No, $#@*, Sherlock.  That was the number one reason why 18,000,000 of us voted for Clinton.  Obama hadn’t been in the Senate long enough to know where all of the bathrooms were much less run the executive branch.  With Clinton, not only would you have gotten someone who was more of an FDR style Democrat and had been around long enough to see the mechanisms of government working, you would have gotten a mentor thrown in for free!  But we’ve been over this again and again.  The Obama fanbase was simply wrong and ignored all evidence that the other candidate was the one they should have been supporting.

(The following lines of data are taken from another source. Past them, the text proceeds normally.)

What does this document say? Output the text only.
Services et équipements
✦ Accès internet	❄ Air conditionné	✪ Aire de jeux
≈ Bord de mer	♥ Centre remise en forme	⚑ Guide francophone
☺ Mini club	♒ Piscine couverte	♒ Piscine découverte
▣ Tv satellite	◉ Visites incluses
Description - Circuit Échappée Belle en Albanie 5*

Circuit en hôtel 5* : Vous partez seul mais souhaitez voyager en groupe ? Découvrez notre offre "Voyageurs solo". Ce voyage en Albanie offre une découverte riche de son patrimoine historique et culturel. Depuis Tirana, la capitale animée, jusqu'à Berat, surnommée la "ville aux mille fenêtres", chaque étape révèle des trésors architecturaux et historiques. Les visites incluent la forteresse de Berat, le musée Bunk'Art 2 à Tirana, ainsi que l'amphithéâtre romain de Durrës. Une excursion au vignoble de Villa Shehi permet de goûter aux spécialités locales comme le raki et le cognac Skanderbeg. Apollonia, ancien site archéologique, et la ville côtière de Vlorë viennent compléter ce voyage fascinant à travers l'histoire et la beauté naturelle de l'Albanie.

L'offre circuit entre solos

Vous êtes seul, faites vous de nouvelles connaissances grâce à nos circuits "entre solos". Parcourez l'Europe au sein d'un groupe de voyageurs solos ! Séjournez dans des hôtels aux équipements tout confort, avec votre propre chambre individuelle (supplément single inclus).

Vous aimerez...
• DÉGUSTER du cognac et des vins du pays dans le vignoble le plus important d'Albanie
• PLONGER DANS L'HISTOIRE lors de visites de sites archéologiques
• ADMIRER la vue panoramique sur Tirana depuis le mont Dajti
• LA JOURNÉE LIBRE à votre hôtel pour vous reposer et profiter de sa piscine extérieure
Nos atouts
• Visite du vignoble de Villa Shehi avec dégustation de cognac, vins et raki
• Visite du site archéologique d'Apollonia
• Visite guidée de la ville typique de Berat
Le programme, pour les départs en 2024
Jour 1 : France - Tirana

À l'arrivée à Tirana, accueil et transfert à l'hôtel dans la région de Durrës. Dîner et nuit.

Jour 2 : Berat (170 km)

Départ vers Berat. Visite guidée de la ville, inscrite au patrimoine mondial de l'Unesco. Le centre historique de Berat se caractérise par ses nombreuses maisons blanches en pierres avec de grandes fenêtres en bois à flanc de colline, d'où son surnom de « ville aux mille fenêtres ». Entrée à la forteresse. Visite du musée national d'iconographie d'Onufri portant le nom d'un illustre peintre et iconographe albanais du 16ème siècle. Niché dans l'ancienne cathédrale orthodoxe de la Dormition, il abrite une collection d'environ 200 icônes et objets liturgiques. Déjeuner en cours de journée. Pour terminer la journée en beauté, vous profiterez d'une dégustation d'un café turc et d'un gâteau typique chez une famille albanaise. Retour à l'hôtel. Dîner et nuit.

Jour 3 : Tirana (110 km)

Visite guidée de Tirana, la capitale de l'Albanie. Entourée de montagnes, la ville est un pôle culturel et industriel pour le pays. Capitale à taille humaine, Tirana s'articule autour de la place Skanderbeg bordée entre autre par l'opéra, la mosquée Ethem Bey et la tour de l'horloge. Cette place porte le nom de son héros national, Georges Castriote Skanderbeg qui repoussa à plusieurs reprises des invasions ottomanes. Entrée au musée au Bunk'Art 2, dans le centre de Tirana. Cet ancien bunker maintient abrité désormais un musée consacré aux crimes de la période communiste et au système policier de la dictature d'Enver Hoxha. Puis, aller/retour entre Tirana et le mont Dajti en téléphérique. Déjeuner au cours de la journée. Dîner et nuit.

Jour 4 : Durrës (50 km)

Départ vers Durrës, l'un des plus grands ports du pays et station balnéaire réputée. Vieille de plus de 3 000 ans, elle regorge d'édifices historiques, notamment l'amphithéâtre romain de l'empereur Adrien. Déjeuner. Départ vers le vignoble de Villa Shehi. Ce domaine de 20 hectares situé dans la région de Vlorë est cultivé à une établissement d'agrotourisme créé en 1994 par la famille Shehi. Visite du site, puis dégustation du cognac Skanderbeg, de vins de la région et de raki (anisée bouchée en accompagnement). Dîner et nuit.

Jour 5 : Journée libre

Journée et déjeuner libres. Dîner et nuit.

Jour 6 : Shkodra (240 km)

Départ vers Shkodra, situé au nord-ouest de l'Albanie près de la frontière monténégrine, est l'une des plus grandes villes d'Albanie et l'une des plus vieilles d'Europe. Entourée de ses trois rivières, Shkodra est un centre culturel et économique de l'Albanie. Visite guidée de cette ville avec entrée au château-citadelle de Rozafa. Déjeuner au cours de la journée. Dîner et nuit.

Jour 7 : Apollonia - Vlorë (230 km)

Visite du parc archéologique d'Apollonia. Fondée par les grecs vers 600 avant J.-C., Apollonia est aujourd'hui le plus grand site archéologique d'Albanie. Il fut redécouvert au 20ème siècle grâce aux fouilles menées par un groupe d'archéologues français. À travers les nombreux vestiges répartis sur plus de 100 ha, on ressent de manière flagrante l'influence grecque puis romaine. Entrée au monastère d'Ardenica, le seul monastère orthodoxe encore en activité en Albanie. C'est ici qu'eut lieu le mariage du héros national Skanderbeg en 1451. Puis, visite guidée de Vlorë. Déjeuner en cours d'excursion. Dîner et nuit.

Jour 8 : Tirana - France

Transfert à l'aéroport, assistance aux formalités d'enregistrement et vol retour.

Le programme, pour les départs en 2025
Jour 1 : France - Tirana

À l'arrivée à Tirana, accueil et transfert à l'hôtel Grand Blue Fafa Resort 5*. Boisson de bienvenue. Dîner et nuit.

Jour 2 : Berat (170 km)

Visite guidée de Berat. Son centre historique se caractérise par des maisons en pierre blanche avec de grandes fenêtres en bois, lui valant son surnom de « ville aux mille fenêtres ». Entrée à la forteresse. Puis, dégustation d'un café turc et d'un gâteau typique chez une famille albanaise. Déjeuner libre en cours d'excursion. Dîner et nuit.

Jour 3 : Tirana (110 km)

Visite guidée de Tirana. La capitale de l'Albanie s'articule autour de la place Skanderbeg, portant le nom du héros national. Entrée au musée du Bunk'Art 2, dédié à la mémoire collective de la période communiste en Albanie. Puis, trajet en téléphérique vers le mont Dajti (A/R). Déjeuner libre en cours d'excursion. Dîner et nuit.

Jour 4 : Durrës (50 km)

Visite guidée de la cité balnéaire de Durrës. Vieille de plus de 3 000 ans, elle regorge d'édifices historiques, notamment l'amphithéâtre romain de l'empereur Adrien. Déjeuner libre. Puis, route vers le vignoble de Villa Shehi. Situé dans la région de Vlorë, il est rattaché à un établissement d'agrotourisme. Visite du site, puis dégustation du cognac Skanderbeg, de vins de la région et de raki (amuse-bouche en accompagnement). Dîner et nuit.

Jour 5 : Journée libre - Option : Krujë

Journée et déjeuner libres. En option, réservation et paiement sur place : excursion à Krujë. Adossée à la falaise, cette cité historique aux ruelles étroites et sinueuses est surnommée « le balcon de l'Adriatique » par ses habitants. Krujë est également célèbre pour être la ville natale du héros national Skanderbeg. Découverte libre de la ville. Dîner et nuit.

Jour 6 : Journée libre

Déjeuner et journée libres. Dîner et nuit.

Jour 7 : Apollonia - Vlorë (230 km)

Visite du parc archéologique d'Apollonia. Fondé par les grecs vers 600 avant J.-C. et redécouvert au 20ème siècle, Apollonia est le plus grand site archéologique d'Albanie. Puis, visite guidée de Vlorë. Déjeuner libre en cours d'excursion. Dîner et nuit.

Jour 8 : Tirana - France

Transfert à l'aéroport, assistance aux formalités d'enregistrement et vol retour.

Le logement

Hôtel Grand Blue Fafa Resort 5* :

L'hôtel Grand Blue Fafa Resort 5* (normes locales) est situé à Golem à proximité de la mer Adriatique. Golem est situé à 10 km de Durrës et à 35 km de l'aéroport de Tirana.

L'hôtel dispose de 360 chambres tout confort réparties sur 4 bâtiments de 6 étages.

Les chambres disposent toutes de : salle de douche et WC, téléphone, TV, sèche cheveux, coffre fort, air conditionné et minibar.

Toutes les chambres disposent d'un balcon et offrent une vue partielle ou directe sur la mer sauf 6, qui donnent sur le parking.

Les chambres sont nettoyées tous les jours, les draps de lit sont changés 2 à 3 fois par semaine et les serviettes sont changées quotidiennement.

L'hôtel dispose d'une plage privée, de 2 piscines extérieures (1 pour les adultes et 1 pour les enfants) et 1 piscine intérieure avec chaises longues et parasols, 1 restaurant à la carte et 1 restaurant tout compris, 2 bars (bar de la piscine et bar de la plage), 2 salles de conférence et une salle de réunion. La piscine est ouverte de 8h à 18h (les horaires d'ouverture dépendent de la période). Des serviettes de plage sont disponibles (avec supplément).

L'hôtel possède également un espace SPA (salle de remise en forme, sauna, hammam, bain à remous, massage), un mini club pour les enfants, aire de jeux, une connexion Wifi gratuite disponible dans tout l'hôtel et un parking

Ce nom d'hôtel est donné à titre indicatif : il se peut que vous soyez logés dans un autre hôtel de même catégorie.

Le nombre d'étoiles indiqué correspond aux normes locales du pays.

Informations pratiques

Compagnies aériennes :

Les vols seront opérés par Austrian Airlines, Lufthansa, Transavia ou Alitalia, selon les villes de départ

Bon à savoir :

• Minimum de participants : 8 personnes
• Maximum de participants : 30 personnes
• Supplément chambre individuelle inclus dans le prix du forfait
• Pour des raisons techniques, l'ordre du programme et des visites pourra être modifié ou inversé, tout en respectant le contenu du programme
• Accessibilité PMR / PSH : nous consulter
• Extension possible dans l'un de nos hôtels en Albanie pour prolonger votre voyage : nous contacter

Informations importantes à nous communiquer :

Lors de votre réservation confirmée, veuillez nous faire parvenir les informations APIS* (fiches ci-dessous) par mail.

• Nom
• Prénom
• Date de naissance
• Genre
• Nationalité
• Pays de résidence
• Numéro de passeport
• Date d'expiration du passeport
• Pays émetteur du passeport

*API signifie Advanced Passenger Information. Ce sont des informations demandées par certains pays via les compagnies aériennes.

There’s a good reason why we shouldn’t give twerpy, sychophantic twenty something brats their own by-line in journals like The Atlantic.  Their overconfidence is a result of successful asskissing, not any particular genius or political insight. But I don’t want to turn this into a diatribe against Matt.  His record should speak for itself.  He was one of the guys who shoved Obama down our throats until we gagged.  Thanks a lot, Matt.  Want to make my COBRA payment for me and my kid in a couple of months when the money runs out?

Putz.

But wait!  There’s more.  Atrios (not a putz) at Eschaton has another link to a Geithner story.  It turns out that Geithner’s approach to the economy is going to be shaping the president’s campaign for next year.  His approach sounds an awful lot like “protect the holders of those toxic assets at all costs!”.  Isn’t that special??  I can’t wait for 2012.  The last time I took so much time off from work was when my daughter was born 15 years ago.  But it looks like we jobless can look forward to an indefinite period of underemployment and economic uncertainty for years to come, whether a Republican or Obama win in 2012.

If I were to write Obama’s performance review, I would give him a 2 and give him 6 months to turn it around or send him packing.

Many of us got “outstanding” and “exceptional” reviews in the year of our layoff and we still got shown the door.  There’s no excuse for retaining the poor performers in a time of layoffs when there are plenty of people who could perform the job better.

And here’s a little blast from the past for Anthony Weiner.  David Vitter gave a press conference the day he admitted to visiting a DC prostitute.  I can’t recall if he mentioned which brand of disposable diaper he wore but details like that are not important.

Showing your junk to the world is so high school, Anthony.  Nowadays, adolescents attend mandatory assemblies on the perils of sexting.  Just last season on Degrassi, Alli Bandhari sent a sext of her nekkid boobs to her boyfriend and that sucker was all over school before the end of the day.  (Brook records it on the DVR, why do you ask?)  Maybe Nancy Pelosi can add an assembly to her calendar.  But don’t resign over it unless Vitter goes first.  After all, sexting is just immature.  Prostitution is illegal.